BlackBerry CEO, Thorsten Heins – the company also announced it was changing its name from RIM – said the manufacturer had been on a “journey of transformation’” and that this had been “the most challenging year of my career”.
Together with Vivek Bhardwaj, head of software portfolio, Heins demonstrated the stand-out features of the OS, including: the Flow user interface, enabling users to see the “past and the future at one swipe of your thumb”; an improved BlackBerry Keyboard with neat word prediction and multiple language features; enhancements to BBM, including the ability to place a video call from within BBM; plus Remember (an o-device filing system); and Balance, designed to separate work and personal apps, which Heins said would offer “the best security and privacy in a single UX” to busy business users.
Heins said that working mums were the largest growing sector in the workplace, and therefore announced a new position – appointing Alicia Keys (yes, that Alicia Keys) to the role of global creative director. Presumably she’ll be gigging less in the near future…
HDMI, NFC, 4G
The first two handsets, available in white and black, are the touchscreen Z10 and the Q10, with a physical keyboard. The Z10 has a 4.2” screen, with a 356ppi display. They both have 1.5 Ghz dual core processors with 2GB of RAM, 16GB of internal storage and an expandable memory card slot. Both feature a micro HDMI port for presentations, NFC, and support for 4G. 70,000 apps are already available on the OS, including Evernote, Skype and Angry Birds, spanning government, healthcare and entertainment.
In the UK, the BlackBerry Z10 will be available from tomorrow on pay monthly contracts and pre-pay plans from all operators. Vodafone has just announced you can get your hands on one for just £29 on a £42 per month deal with unlimited calls, texts and 2 GB of data. In Canada, the Z10 will be available from 5 February. It will sell for $149.99 on a three year contract. It will launch in the UAE on 10 February and in the US in March.
David Murphy writes:
On the evidence of today’s launch, BlackBerry’s new OS, BB10, looks to have some very cool features. BlackBerry Flow, offering the ability to switch seamlessly between different apps, looks pretty good. The predictive touch keyboard, with its ability to flick words on to the screen, and to switch between languages instantly, is also very cool; it might even trump SwiftKey, my favourite typing app.

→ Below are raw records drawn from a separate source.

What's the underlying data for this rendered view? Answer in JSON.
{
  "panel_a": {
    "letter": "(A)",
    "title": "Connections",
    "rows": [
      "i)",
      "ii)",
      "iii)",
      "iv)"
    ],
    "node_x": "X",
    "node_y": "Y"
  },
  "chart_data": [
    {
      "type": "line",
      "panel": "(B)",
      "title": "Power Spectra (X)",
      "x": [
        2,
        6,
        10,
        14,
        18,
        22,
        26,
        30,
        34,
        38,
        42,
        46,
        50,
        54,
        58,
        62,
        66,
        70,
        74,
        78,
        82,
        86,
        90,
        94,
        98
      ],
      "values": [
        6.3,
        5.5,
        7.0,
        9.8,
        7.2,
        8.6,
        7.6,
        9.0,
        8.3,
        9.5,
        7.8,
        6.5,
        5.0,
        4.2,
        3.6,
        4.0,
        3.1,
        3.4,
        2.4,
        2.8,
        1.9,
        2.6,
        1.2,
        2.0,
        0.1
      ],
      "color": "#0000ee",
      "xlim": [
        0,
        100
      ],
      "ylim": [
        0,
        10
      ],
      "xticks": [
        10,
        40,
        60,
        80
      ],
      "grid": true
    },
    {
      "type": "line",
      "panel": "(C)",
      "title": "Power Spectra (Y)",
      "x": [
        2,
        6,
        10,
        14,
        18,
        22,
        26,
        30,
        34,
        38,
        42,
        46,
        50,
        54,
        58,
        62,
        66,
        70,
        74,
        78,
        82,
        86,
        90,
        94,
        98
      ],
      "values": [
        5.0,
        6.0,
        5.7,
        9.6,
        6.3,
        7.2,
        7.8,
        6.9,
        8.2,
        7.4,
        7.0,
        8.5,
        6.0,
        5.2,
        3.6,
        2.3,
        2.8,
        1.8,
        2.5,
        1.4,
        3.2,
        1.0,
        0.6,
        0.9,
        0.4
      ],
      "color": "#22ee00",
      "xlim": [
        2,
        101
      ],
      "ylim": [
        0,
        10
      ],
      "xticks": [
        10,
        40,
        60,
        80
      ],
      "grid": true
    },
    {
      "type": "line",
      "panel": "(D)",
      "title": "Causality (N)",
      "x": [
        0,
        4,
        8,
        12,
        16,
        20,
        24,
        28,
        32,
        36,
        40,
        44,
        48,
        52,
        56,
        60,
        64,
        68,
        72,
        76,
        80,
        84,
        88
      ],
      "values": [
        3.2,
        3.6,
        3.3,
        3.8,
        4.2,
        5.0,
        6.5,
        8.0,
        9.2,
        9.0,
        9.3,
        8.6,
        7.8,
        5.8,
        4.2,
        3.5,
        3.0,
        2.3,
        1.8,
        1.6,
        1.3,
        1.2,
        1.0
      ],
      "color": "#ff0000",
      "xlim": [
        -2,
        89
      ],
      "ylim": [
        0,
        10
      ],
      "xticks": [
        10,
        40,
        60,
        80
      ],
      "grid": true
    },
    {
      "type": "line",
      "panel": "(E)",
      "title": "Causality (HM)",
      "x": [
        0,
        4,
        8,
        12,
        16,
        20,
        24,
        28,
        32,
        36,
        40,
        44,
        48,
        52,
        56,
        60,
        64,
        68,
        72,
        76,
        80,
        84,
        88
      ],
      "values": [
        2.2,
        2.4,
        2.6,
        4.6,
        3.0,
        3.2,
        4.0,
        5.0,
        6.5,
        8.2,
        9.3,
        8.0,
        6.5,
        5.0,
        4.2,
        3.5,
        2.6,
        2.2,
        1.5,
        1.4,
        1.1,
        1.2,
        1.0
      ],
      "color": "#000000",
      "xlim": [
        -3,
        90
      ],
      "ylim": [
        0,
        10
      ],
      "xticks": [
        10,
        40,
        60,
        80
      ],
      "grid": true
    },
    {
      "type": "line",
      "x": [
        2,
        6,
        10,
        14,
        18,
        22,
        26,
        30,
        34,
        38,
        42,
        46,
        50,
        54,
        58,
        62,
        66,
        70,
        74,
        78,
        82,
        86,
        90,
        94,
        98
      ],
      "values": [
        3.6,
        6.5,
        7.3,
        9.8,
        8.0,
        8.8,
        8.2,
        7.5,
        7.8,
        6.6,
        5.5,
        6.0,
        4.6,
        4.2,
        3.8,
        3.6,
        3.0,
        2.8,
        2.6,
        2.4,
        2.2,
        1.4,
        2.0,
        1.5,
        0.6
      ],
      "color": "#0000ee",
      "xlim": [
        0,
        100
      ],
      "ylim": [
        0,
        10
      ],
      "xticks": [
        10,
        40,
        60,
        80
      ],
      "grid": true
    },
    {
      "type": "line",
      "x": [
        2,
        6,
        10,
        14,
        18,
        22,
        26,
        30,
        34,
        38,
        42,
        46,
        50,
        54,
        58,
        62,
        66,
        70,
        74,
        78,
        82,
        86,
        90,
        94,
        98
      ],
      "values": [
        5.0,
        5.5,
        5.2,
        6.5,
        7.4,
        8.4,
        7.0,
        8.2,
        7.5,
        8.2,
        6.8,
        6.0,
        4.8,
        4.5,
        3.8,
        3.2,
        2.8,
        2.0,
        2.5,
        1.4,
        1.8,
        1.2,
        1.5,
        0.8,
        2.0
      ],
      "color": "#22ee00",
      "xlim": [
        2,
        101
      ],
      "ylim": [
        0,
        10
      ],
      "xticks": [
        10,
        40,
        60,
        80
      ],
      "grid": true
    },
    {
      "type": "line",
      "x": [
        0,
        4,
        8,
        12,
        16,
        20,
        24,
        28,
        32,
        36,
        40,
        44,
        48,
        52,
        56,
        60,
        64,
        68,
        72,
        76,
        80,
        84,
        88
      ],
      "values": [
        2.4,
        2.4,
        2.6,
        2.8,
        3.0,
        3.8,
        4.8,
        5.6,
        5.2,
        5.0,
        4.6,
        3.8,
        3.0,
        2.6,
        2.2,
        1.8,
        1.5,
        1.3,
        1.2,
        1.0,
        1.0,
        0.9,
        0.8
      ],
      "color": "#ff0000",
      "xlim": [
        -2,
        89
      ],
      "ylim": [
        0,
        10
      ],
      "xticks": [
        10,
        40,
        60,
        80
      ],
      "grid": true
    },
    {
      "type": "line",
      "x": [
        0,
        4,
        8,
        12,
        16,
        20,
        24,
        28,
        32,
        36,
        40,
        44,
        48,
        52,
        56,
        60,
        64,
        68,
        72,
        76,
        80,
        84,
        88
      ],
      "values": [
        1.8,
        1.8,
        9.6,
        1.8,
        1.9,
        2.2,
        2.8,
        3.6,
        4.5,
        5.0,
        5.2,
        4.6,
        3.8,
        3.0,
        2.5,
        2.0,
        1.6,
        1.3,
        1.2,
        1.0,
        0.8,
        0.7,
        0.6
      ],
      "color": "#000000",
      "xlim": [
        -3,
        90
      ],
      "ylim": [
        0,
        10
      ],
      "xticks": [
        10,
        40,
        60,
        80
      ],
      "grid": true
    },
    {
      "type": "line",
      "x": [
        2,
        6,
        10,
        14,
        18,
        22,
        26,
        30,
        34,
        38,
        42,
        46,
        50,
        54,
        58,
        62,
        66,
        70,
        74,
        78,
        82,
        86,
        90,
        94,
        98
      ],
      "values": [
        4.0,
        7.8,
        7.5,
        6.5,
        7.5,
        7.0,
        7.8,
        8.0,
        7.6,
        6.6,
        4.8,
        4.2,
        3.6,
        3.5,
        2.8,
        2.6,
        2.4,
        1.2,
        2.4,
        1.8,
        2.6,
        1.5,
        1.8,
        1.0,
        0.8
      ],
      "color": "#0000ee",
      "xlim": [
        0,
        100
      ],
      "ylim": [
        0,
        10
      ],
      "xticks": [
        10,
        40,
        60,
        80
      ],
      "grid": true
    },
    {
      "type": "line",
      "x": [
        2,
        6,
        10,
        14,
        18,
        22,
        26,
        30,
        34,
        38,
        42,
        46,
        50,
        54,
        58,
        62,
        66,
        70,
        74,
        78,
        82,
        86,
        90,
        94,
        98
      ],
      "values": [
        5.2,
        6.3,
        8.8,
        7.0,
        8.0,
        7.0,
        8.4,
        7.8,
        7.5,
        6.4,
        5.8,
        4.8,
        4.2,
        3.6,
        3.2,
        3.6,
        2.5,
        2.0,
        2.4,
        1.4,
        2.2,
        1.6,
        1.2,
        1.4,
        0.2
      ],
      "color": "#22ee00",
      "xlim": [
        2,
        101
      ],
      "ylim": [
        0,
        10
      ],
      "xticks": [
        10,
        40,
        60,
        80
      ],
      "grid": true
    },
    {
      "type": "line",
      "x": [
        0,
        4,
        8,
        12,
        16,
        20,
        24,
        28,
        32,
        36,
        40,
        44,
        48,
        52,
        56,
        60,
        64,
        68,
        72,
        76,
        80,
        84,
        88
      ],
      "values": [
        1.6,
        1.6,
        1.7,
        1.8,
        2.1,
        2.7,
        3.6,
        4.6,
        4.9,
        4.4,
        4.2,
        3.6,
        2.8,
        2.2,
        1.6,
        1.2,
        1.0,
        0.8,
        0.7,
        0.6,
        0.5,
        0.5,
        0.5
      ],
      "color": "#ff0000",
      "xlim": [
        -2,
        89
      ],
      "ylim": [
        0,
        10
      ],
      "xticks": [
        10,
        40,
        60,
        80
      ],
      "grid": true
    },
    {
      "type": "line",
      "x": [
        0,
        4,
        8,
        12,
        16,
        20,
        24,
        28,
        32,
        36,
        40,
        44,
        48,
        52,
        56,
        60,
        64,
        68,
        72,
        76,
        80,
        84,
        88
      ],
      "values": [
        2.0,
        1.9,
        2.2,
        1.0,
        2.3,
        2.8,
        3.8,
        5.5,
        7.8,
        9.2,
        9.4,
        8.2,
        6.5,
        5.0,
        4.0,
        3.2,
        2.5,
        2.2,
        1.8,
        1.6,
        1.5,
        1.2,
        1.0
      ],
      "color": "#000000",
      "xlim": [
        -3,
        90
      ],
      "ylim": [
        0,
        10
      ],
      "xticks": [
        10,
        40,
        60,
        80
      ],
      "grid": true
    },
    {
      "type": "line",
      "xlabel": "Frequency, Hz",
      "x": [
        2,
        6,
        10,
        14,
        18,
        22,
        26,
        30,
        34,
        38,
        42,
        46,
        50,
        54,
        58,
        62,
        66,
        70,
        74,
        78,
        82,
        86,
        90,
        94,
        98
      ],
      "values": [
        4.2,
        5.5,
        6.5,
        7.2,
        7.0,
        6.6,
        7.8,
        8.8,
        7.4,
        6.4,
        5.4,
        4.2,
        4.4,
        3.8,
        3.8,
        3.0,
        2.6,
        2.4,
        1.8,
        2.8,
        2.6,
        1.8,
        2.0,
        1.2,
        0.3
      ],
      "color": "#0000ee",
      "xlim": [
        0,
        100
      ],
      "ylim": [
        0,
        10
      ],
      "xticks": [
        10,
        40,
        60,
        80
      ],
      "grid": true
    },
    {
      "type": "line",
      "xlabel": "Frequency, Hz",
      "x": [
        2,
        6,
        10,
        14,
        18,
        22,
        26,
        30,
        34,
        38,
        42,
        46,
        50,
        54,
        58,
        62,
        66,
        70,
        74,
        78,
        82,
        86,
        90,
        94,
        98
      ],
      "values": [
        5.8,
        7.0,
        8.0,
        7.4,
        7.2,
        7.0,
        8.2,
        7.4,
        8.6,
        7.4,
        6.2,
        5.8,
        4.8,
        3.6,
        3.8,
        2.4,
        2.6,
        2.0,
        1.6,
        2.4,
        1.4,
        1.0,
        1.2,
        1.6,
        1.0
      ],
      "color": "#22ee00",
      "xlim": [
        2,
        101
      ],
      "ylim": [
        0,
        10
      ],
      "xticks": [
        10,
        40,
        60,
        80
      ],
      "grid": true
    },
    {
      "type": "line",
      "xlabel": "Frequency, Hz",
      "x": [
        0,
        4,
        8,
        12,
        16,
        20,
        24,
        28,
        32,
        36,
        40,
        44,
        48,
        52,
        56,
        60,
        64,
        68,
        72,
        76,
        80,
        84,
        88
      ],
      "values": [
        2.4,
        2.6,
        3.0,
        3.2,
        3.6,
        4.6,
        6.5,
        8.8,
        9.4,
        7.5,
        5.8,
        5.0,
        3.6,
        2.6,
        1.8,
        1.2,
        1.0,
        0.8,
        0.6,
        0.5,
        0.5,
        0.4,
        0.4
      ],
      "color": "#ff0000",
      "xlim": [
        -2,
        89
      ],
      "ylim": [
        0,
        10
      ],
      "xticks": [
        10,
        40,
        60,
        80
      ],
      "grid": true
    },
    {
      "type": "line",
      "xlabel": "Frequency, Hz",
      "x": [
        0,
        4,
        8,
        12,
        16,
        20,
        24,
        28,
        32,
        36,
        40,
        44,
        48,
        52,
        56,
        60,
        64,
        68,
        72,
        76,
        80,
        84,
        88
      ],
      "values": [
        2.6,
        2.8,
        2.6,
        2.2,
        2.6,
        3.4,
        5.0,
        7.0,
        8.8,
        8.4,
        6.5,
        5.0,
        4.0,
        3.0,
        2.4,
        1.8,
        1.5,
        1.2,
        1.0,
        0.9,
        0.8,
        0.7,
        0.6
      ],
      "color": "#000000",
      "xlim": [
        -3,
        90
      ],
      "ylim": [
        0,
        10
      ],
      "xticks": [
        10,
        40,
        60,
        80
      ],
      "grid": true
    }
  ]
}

The enhancements to BBM are also very neat indeed: video calling, plus the ability to share your screen with the person you are calling, both from within BBM. BlackBerry Remember, the on-device filing system for URLs, emails, voice notes and more, is also neat. As is Balance, BlackBerry’s attempt to enable users to keep their work and personal lives/apps separate from each other on the phone, while still enabling them to switch quickly and easily between the two categories.
Whether it’s enough to halt RIM’s decline, however, is a moot point. Early reaction from the stock market is not good. The stock had risen as high as $16.62 earlier today in the run up to the event, but a few minutes ago, it was trading at $14.45, a fall of 13 per cent.
The problem for BlackBerry, however good the new platform looks, is that the exodus from RIM began long before the company changed its name and launched its new platform today, and those people who have switched to iPhone or Android may see no good reason to go back.
Of course, BlackBerry remains strong in the youth market, largely due to BBM and teenagers’ seemingly insatiable desire to follow each and every moment of their friends’ lives via their phones. As these users trade up from their first BlackBerry to their next smartphone, will BB10 have enough to keep them loyal, and will they be able to afford it? BlackBerry must be hoping so. They say children are the future. In BlackBerry’s case, the adage has never been more apt.